Google Appeals EU Fine, Argues Legality of Self-Preferencing

Google is trying to overturn three European Union antitrust rulings, claiming that it had no legal grounds for imposing $9+ billion in fines. The EU found that Google had abused its dominance over smaller competitors. Google attorney Thomas Graf told the five General Court judges that, “competition law does not require Google to hold back innovation or compromise its quality to accommodate rivals.” Although a verdict is expected early next year, its rulings can still be appealed at the European Court of Justice.

The Wall Street Journal reports that, “the litigation is a test case for the EU’s competition czar, Margrethe Vestager, and the continuing probes into Facebook, Apple and Amazon for allegedly abusing their dominance to drive out smaller rivals.” Graf added that Vestager’s 2017 decision — which found that Google drove “traffic to its own shopping ads at the expense of rivals that operated their own shopping-comparison sites that linked to merchants” — was “wrong on the facts and wrong on the law.”

Google’s argument is that “self-preferencing is a new principle in competition law and that the commission had no legal basis to put it forward and to levy a €2.42 billion ($2.71 billion) billion fine based on it.” European Commission lawyer Nicholas Khan disagreed, noting that “the decision is not as unusual as Google suggests,” adding that a company legally should “not to use the levers of control conferred by its overwhelming dominance … to give itself an anticompetitive advantage.”
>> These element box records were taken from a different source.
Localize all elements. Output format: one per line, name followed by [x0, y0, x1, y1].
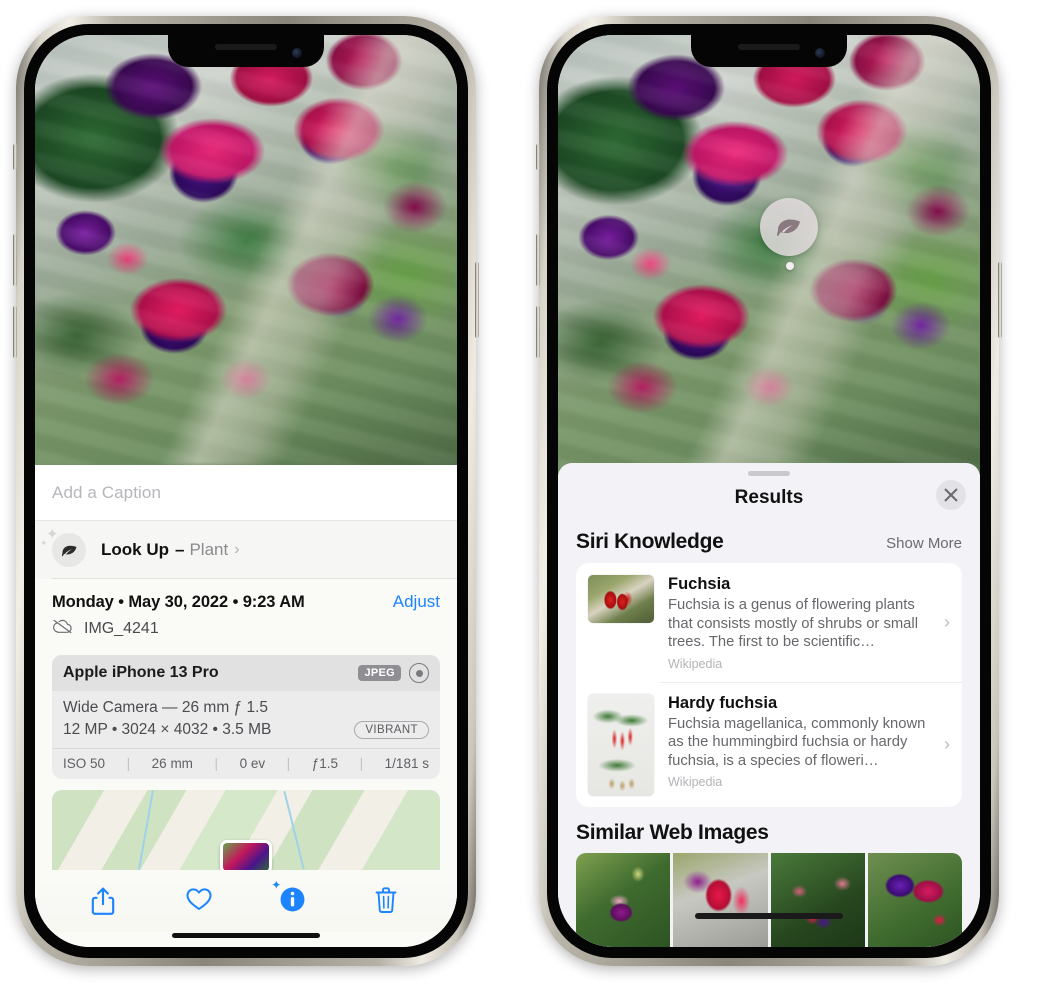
exif-separator: | — [286, 756, 291, 771]
siri-knowledge-card: Fuchsia Fuchsia is a genus of flowering … — [576, 563, 962, 807]
location-map[interactable] — [52, 790, 440, 870]
adjust-button[interactable]: Adjust — [393, 592, 440, 612]
right-phone-screen: Results Siri Knowledge Show More Fuchsia… — [558, 35, 980, 947]
knowledge-title: Hardy fuchsia — [668, 693, 778, 712]
photo-fuchsia-flowers[interactable] — [558, 35, 980, 475]
exif-shutter-speed: 1/181 s — [384, 756, 429, 771]
earpiece-speaker — [215, 44, 277, 50]
chevron-right-icon: › — [234, 541, 240, 558]
front-camera-icon — [815, 48, 825, 58]
screenshot-canvas: Add a Caption ✦ ✦ Look Up – Plant › Mond… — [0, 0, 1055, 985]
results-header: Results — [558, 476, 980, 520]
results-sheet: Results Siri Knowledge Show More Fuchsia… — [558, 463, 980, 947]
similar-web-images-title: Similar Web Images — [576, 820, 769, 844]
web-image-thumbnail[interactable] — [576, 852, 671, 947]
trash-icon[interactable] — [374, 886, 402, 916]
caption-input[interactable]: Add a Caption — [52, 483, 161, 503]
web-image-thumbnail[interactable] — [673, 852, 768, 947]
map-photo-pin[interactable] — [220, 840, 272, 870]
visual-lookup-anchor-dot — [786, 262, 794, 270]
right-phone-bezel: Results Siri Knowledge Show More Fuchsia… — [547, 24, 991, 958]
knowledge-thumbnail-image — [588, 693, 654, 796]
exif-footer: ISO 50 | 26 mm | 0 ev | ƒ1.5 | 1/181 s — [52, 748, 440, 779]
siri-knowledge-title: Siri Knowledge — [576, 530, 724, 553]
knowledge-source: Wikipedia — [668, 775, 723, 789]
volume-down-button[interactable] — [536, 306, 540, 358]
earpiece-speaker — [738, 44, 800, 50]
photo-fuchsia-flowers[interactable] — [35, 35, 457, 465]
exif-separator: | — [126, 756, 131, 771]
list-item[interactable]: Hardy fuchsia Fuchsia magellanica, commo… — [576, 681, 962, 807]
exif-card[interactable]: Apple iPhone 13 Pro JPEG Wide Camera — 2… — [52, 655, 440, 779]
photo-info-sheet: Add a Caption ✦ ✦ Look Up – Plant › Mond… — [35, 465, 457, 947]
sparkle-small-icon: ✦ — [40, 538, 48, 548]
knowledge-thumbnail-image — [588, 575, 654, 623]
photographic-style-badge: VIBRANT — [354, 721, 429, 739]
look-up-label: Look Up — [101, 540, 169, 559]
results-title: Results — [734, 487, 804, 508]
photo-toolbar: ✦ — [35, 870, 457, 932]
similar-web-images-header: Similar Web Images — [558, 807, 980, 853]
left-iphone-device: Add a Caption ✦ ✦ Look Up – Plant › Mond… — [13, 16, 479, 966]
share-icon[interactable] — [90, 886, 118, 916]
volume-up-button[interactable] — [536, 234, 540, 286]
silent-switch[interactable] — [13, 144, 17, 170]
show-more-button[interactable]: Show More — [886, 535, 962, 552]
date-time-block: Monday • May 30, 2022 • 9:23 AM Adjust I… — [35, 579, 457, 646]
siri-knowledge-header: Siri Knowledge Show More — [558, 520, 980, 563]
knowledge-description: Fuchsia magellanica, commonly known as t… — [668, 715, 926, 769]
visual-lookup-leaf-icon[interactable] — [760, 198, 818, 256]
look-up-dash: – — [175, 540, 185, 559]
similar-web-images-strip — [576, 852, 962, 947]
leaf-icon: ✦ ✦ — [40, 527, 86, 567]
home-indicator[interactable] — [172, 933, 320, 938]
lens-info: Wide Camera — 26 mm ƒ 1.5 — [63, 699, 269, 716]
knowledge-title: Fuchsia — [668, 575, 731, 593]
chevron-right-icon: › — [944, 734, 950, 754]
close-icon[interactable] — [936, 480, 966, 510]
exif-header: Apple iPhone 13 Pro JPEG — [52, 655, 440, 691]
image-specs: 12 MP • 3024 × 4032 • 3.5 MB — [63, 721, 272, 738]
knowledge-description: Fuchsia is a genus of flowering plants t… — [668, 597, 918, 650]
exif-exposure-value: 0 ev — [239, 756, 266, 771]
photo-datetime: Monday • May 30, 2022 • 9:23 AM — [52, 592, 305, 611]
exif-focal-length: 26 mm — [151, 756, 193, 771]
sparkle-icon: ✦ — [271, 878, 282, 892]
web-image-thumbnail[interactable] — [770, 852, 865, 947]
camera-device-name: Apple iPhone 13 Pro — [63, 664, 219, 681]
silent-switch[interactable] — [536, 144, 540, 170]
right-iphone-device: Results Siri Knowledge Show More Fuchsia… — [536, 16, 1002, 966]
list-item[interactable]: Fuchsia Fuchsia is a genus of flowering … — [576, 563, 962, 682]
exif-separator: | — [214, 756, 219, 771]
knowledge-source: Wikipedia — [668, 656, 723, 671]
exif-aperture: ƒ1.5 — [311, 756, 339, 771]
caption-field-row[interactable]: Add a Caption — [35, 465, 457, 521]
web-image-thumbnail[interactable] — [867, 852, 962, 947]
home-indicator[interactable] — [695, 913, 843, 919]
power-button[interactable] — [475, 262, 479, 338]
volume-up-button[interactable] — [13, 234, 17, 286]
info-icon[interactable]: ✦ — [271, 879, 307, 916]
notch — [691, 35, 847, 67]
left-phone-bezel: Add a Caption ✦ ✦ Look Up – Plant › Mond… — [24, 24, 468, 958]
power-button[interactable] — [998, 262, 1002, 338]
exif-separator: | — [359, 756, 364, 771]
chevron-right-icon: › — [944, 612, 950, 633]
icloud-slash-icon — [52, 619, 73, 639]
front-camera-icon — [292, 48, 302, 58]
look-up-row[interactable]: ✦ ✦ Look Up – Plant › — [35, 521, 457, 579]
volume-down-button[interactable] — [13, 306, 17, 358]
look-up-value: Plant — [189, 540, 229, 559]
photo-filename: IMG_4241 — [84, 620, 159, 637]
raw-ring-icon — [409, 663, 429, 683]
exif-body: Wide Camera — 26 mm ƒ 1.5 12 MP • 3024 ×… — [52, 691, 440, 748]
file-format-badge: JPEG — [358, 665, 401, 681]
heart-icon[interactable] — [185, 886, 213, 916]
exif-iso: ISO 50 — [63, 756, 106, 771]
left-phone-screen: Add a Caption ✦ ✦ Look Up – Plant › Mond… — [35, 35, 457, 947]
notch — [168, 35, 324, 67]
WSJ notes that, “at stake in the case is the legal precedent of self-preferencing and whether dominant tech companies have a special responsibility to avoid favoring their own in-house products and services over competitors.” Should the EU prevail in the case, “it could encourage the commission to pursue more antitrust probes such as one currently under way against Amazon.”

But reporting judge Lauri Madise appeared to side with Google when he noted that EU competition law currently has “no general prohibition for a business to favor its own products” and asked the European Commission to describe “exactly what made Google’s behavior anticompetitive.” The commission’s lawyer responded that, “in this specific case consumers were harmed because they were deprived of better search results from competitors and because Google was applying different standards to what it would display when it came to its own results and to rivals’ results.”

“This behavior needs to be stopped because otherwise competition will be destroyed in every other market Google decides to enter,” said a lawyer for the German publishers’ association. The Computer & Communications Industry Association, based in Washington, D.C., “sided with Google at the hearing and said the commission’s self-preferencing argument creates legal uncertainty.”

“We ask the court to re-establish clarity and coherence as to the law, to allow the tech sector to do what it does best: innovate,” said CCIA lawyer James Killick.